NEW YORK (TheStreet) -- Shares of Lorillard (LO) are increasing 1.14% to $72.95 in Wednesday's midday trading after the FTC yesterday cleared tobacco company Reynolds American (RAI) to buy Lorrillard for $27.4 billion.
Shares of Reynolds American are climbing 2.51% to $77.32.
The two cigarette makers announced their planned marriage last July, part of a three-way deal in which the companies agreed to sell $7.1 billion in cigarette brands and other assets to UK-based Imperial Tobacco Group (ITYBY) according to The Wall Street Journal.
By acquiring Lorillard, Reynolds' market share would be boosted to 34%. Meanwhile, Marlboro leads the pack with an estimated 47% of the share.
The Lorillard-Reynolds deal will reshape and further consolidate the tobacco industry, the Journal added.
Lorillard is the maker of Newport cigarettes and Reynolds is the maker of Camel and Pall Mall cigarettes.

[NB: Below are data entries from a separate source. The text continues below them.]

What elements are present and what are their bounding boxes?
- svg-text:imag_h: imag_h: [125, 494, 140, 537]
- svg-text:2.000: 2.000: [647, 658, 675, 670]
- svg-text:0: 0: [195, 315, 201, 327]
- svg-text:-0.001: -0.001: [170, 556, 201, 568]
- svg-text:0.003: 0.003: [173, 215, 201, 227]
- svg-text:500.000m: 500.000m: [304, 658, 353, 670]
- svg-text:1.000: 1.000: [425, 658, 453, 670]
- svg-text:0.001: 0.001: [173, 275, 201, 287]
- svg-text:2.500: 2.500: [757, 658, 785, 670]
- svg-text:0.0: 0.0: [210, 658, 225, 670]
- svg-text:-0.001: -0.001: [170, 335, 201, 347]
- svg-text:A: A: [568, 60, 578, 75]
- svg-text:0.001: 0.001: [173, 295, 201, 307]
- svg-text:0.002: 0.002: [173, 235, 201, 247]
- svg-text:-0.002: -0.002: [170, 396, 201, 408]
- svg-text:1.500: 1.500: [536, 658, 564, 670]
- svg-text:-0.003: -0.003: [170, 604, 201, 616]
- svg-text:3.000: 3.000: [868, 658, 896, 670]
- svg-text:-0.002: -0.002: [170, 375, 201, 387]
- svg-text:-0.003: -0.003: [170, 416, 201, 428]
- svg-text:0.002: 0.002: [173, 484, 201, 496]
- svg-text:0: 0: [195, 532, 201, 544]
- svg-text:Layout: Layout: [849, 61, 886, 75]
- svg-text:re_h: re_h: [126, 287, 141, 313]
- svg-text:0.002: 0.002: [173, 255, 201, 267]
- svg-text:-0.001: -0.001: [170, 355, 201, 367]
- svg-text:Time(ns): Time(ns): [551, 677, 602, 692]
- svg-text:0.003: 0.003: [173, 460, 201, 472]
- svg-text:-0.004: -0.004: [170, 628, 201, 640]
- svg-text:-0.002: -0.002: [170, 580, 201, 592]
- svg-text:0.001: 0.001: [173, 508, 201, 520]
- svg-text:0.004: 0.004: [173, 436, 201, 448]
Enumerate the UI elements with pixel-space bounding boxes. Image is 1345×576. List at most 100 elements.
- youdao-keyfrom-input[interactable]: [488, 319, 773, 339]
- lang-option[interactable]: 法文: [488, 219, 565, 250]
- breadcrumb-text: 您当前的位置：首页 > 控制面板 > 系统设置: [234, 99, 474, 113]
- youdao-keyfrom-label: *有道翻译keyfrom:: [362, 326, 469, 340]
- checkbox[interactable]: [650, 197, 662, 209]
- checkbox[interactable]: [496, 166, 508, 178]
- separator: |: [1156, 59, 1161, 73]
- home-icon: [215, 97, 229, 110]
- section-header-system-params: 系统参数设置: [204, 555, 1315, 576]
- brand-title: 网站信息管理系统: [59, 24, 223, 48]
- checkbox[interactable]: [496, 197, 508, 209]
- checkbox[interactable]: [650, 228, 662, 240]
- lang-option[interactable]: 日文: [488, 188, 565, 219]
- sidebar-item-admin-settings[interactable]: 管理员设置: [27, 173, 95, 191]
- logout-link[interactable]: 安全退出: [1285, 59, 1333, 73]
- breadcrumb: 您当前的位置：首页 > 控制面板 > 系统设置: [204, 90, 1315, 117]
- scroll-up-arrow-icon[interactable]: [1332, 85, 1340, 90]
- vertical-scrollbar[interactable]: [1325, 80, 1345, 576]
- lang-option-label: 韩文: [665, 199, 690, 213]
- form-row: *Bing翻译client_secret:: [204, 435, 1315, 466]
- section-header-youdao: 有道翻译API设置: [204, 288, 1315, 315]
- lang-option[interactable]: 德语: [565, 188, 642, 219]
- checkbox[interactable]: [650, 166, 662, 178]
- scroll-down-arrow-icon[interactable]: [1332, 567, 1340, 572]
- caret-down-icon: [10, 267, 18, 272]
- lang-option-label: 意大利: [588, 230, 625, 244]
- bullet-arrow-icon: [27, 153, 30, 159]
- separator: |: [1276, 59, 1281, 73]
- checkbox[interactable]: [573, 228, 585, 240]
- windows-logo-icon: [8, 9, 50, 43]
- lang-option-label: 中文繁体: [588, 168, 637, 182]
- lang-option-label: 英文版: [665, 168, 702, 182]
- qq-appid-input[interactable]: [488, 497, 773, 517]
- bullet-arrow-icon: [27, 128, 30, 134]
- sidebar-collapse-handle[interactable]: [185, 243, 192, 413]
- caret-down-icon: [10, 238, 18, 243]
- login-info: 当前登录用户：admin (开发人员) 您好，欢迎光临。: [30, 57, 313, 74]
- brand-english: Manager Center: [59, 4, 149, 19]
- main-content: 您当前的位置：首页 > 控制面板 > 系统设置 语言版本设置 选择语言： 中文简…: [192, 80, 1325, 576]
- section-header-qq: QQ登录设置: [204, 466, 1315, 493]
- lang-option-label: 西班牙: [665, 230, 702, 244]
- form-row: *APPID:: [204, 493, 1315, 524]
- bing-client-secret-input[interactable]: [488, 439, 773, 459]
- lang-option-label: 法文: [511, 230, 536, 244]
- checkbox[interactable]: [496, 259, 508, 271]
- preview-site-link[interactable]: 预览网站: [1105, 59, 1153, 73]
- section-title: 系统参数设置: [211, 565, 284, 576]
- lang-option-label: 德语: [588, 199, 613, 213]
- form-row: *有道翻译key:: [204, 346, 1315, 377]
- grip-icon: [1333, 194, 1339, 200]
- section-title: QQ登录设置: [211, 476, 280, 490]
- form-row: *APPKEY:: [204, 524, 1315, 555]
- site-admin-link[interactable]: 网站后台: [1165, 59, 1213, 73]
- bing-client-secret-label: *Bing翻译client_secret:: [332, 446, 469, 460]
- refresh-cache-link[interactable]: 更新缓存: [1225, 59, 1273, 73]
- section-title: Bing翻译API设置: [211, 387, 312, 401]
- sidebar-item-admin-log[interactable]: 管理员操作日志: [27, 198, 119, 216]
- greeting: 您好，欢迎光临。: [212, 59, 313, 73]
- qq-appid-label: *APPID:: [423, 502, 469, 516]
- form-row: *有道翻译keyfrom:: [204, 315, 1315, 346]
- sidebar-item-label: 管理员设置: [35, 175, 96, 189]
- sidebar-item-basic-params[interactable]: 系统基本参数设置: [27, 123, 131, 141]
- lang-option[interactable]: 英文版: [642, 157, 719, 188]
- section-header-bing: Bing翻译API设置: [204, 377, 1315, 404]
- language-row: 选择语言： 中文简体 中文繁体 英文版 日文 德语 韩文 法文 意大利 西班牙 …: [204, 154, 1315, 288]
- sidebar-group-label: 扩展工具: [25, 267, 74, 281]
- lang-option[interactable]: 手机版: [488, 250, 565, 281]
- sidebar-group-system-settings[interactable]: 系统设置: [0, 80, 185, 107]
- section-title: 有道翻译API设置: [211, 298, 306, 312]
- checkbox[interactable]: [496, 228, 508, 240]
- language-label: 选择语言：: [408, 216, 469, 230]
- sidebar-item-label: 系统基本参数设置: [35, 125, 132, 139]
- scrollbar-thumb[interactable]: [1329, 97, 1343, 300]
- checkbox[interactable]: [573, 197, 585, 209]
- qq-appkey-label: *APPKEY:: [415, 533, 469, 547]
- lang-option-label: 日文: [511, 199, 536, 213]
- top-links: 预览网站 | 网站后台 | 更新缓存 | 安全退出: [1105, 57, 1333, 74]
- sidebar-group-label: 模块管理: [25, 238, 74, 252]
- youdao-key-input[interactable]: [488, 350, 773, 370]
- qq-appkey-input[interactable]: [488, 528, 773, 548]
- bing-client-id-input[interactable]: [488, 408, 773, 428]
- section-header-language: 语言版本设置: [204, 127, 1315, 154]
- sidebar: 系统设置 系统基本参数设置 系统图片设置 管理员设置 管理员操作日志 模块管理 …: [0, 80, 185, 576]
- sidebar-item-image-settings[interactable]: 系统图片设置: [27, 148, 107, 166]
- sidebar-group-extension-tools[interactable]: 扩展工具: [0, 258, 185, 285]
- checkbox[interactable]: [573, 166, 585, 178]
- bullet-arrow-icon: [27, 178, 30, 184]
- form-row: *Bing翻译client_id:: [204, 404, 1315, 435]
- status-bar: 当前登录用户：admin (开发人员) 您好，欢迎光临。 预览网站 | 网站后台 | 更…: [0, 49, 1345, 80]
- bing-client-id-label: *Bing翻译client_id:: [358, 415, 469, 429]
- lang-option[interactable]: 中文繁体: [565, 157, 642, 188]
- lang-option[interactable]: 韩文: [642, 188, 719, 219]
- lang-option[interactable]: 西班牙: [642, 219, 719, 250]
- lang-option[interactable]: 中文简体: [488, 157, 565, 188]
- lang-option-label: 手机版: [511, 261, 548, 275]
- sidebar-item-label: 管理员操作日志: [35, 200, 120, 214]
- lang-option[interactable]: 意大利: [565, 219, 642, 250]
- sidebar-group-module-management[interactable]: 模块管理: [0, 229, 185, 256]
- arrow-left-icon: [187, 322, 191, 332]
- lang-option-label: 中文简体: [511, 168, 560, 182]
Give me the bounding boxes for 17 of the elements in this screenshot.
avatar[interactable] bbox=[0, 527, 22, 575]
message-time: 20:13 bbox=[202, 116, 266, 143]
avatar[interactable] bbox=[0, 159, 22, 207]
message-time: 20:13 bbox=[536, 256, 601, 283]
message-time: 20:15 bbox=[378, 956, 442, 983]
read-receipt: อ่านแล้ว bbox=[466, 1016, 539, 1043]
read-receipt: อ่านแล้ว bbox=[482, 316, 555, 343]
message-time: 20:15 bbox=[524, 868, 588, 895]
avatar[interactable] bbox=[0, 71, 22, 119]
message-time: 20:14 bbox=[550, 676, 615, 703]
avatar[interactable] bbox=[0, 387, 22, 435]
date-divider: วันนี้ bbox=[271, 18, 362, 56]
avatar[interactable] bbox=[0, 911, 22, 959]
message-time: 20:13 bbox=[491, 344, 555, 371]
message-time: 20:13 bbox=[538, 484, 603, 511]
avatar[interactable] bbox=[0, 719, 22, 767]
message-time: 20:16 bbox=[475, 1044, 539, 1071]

TheStreet Ratings team rates LORILLARD INC as a Buy with a ratings score of B-. TheStreet Ratings Team has this to say about their recommendation:
"We rate LORILLARD INC (LO) a BUY. This is driven by a few notable strengths, which we believe should have a greater impact than any weaknesses, and should give investors a better performance opportunity than most stocks we cover. The company's strengths can be seen in multiple areas, such as its revenue growth, expanding profit margins, good cash flow from operations, solid stock price performance and increase in net income. Although the company may harbor some minor weaknesses, we feel they are unlikely to have a significant impact on results."